My wife Yoshi is vocal on the pedigree side of life and is invaluable at sales looking after visitors and similarly in London. As our business in South Africa involving FaceBook and Twitter has grown, she becomes more involved being a Facebook expert (one might say addict) with thousands of friends round the world. My daughter is very allergic to horse dust/dander and is in film, TV and theatre production in London and abroad thus living out the other side of her Dad’s genes.
Which international sales do you attend?
Yearlings August-October plus extras: Doncaster, Tatts Ireland, Goffs, Tatts Books 1/2/3/4 (not all) and December. Optionals: Keeneland September, Arqana, Osarus but rarely have time. Send a friend! Baden Baden next on the menu.
Breeding Stock Nov-Dec: Absolutes are Goffs Foals and Breeding Stock; Tatts December Foals and Breeding Stock; Arqana sometimes. Keeneland if I can.
Mixed Sales: Tatts February, Goffs February, Tatts July
Plus Tatts Horses in Training Sale in late October which runs for a week after several weeks of yearling sales.
Impacted upon by 3 x SA ReadytoRun Sales that were early October (ugh – but upward curves there), late October, early November.
Enough general thoughts already I think!! But on your latter question: Yes.
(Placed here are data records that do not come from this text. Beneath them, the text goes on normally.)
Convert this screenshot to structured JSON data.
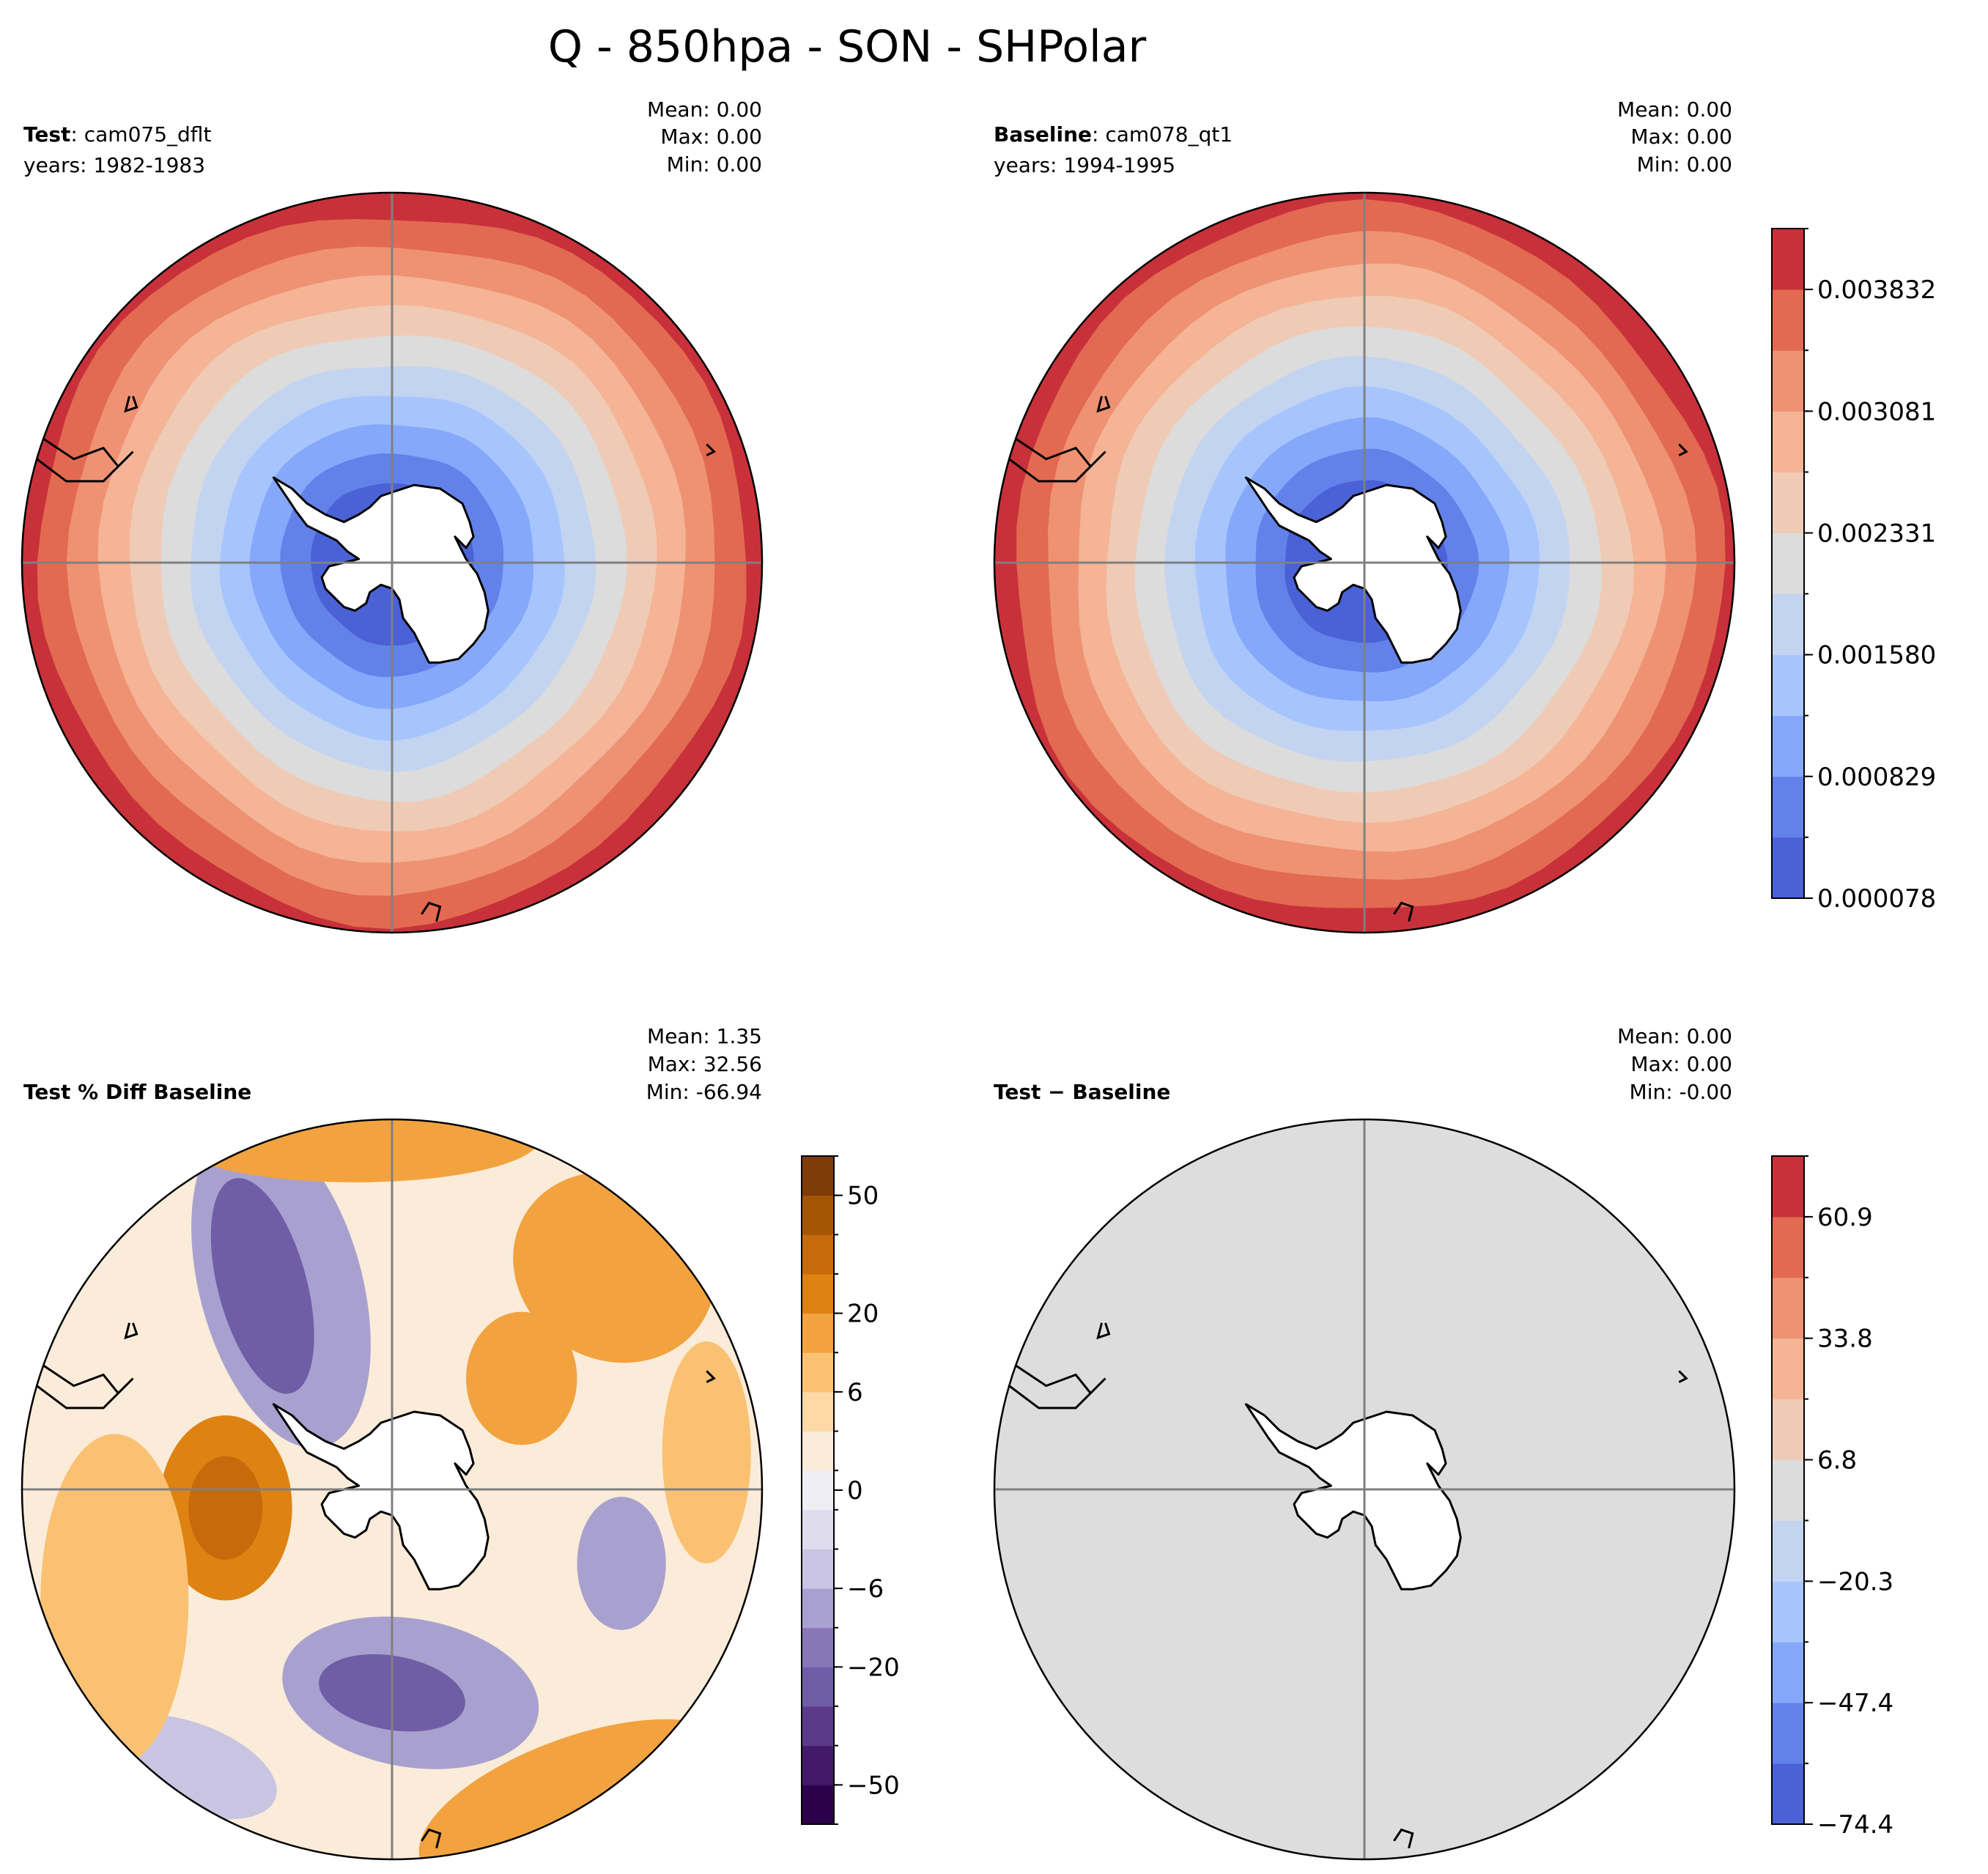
{
  "figure": {
    "title": "Q - 850hpa - SON - SHPolar"
  },
  "palettes": {
    "coolwarm": [
      "#4a62d6",
      "#6282ea",
      "#86a8fb",
      "#a7c5fd",
      "#c3d4f1",
      "#dcdcdc",
      "#efcbb6",
      "#f4b495",
      "#ee9273",
      "#e26a51",
      "#c8313a"
    ],
    "puor": [
      "#2d004b",
      "#421a67",
      "#5c3a8a",
      "#6f5da6",
      "#8777b8",
      "#a8a1cf",
      "#c8c4e1",
      "#dedcec",
      "#eeeef4",
      "#faecd9",
      "#fdd9a6",
      "#fbc173",
      "#f2a33f",
      "#de8212",
      "#c66a0b",
      "#a45606",
      "#7f3b08"
    ],
    "ocean": "#dddddd",
    "land": "#ffffff",
    "coast": "#000000",
    "gridline": "#808080"
  },
  "panels": [
    {
      "id": "test",
      "label_bold": "Test",
      "label_rest": ": cam075_dflt",
      "years": "years: 1982-1983",
      "stats": {
        "mean": "Mean:  0.00",
        "max": "Max:  0.00",
        "min": "Min:  0.00"
      },
      "field": "coolwarm-radial",
      "seed": 3
    },
    {
      "id": "baseline",
      "label_bold": "Baseline",
      "label_rest": ": cam078_qt1",
      "years": "years: 1994-1995",
      "stats": {
        "mean": "Mean:  0.00",
        "max": "Max:  0.00",
        "min": "Min:  0.00"
      },
      "field": "coolwarm-radial",
      "seed": 7
    },
    {
      "id": "pctdiff",
      "label_bold": "Test % Diff Baseline",
      "label_rest": "",
      "years": "",
      "stats": {
        "mean": "Mean:  1.35",
        "max": "Max: 32.56",
        "min": "Min: -66.94"
      },
      "field": "puor-noise",
      "seed": 11
    },
    {
      "id": "diff",
      "label_bold": "Test",
      "label_rest": " − Baseline",
      "years": "",
      "stats": {
        "mean": "Mean:  0.00",
        "max": "Max:  0.00",
        "min": "Min: -0.00"
      },
      "field": "uniform",
      "seed": 0
    }
  ],
  "colorbars": [
    {
      "id": "cb-values",
      "palette": "coolwarm",
      "tick_labels": [
        "0.000078",
        "0.000829",
        "0.001580",
        "0.002331",
        "0.003081",
        "0.003832"
      ],
      "tick_positions": [
        0,
        2,
        4,
        6,
        8,
        10
      ]
    },
    {
      "id": "cb-pct",
      "palette": "puor",
      "tick_labels": [
        "−50",
        "−20",
        "−6",
        "0",
        "6",
        "20",
        "50"
      ],
      "tick_positions": [
        1,
        4,
        6,
        8.5,
        11,
        13,
        16
      ]
    },
    {
      "id": "cb-diff",
      "palette": "coolwarm",
      "tick_labels": [
        "−74.4",
        "−47.4",
        "−20.3",
        "6.8",
        "33.8",
        "60.9"
      ],
      "tick_positions": [
        0,
        2,
        4,
        6,
        8,
        10
      ]
    }
  ],
  "chart_data": [
    {
      "type": "heatmap",
      "title": "Test: cam075_dflt  years: 1982-1983",
      "projection": "South Polar Stereographic",
      "quantity": "Q (specific humidity) at 850 hPa, SON",
      "color_levels": [
        "0.000078",
        "0.000829",
        "0.001580",
        "0.002331",
        "0.003081",
        "0.003832"
      ],
      "mean": "0.00",
      "max": "0.00",
      "min": "0.00"
    },
    {
      "type": "heatmap",
      "title": "Baseline: cam078_qt1  years: 1994-1995",
      "projection": "South Polar Stereographic",
      "quantity": "Q (specific humidity) at 850 hPa, SON",
      "color_levels": [
        "0.000078",
        "0.000829",
        "0.001580",
        "0.002331",
        "0.003081",
        "0.003832"
      ],
      "mean": "0.00",
      "max": "0.00",
      "min": "0.00"
    },
    {
      "type": "heatmap",
      "title": "Test % Diff Baseline",
      "projection": "South Polar Stereographic",
      "color_levels": [
        "−50",
        "−20",
        "−6",
        "0",
        "6",
        "20",
        "50"
      ],
      "mean": "1.35",
      "max": "32.56",
      "min": "-66.94"
    },
    {
      "type": "heatmap",
      "title": "Test − Baseline",
      "projection": "South Polar Stereographic",
      "color_levels": [
        "−74.4",
        "−47.4",
        "−20.3",
        "6.8",
        "33.8",
        "60.9"
      ],
      "mean": "0.00",
      "max": "0.00",
      "min": "-0.00"
    }
  ]
}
Start from two ends of the thought process: (1) it CANNOT go on like this forever, it just CANNOT, so when is ANYTIME SOON? And (2) there is a general realisation that (a) what has happened at whatever cost for a couple of decades has not worked (b) righteous indignation bullishly telling the rest of the world that they don’t understand and have the wrong rules does not work and entrenches negativism abroad (c) we in SA are affecting ourselves negatively in overseas eyes in declaring (correctly) AHS outbreaks, by publicising other internal bloodstock conflicts and in attacking each other on moves allegedly made or not made. However logical the “obvious” quarantine arrangements would be as and when the test is ratified (and trusted internally as well as internationally), that alone will not do the job. Maybe sport horses and The Olympics will do the job. Maybe a single receiving country will break the barrier. Maybe progress with the EU which is deferred to by so many other receiving countries will be made through thoroughbred science and expert diplomacy now in place, held back by funding delays. The plan is a very good one and needs to be implemented. In a very small way I am part of the team, straining to be let loose on the diplomatic/goodwill front overseas at ten times the unofficial level at which I operate now.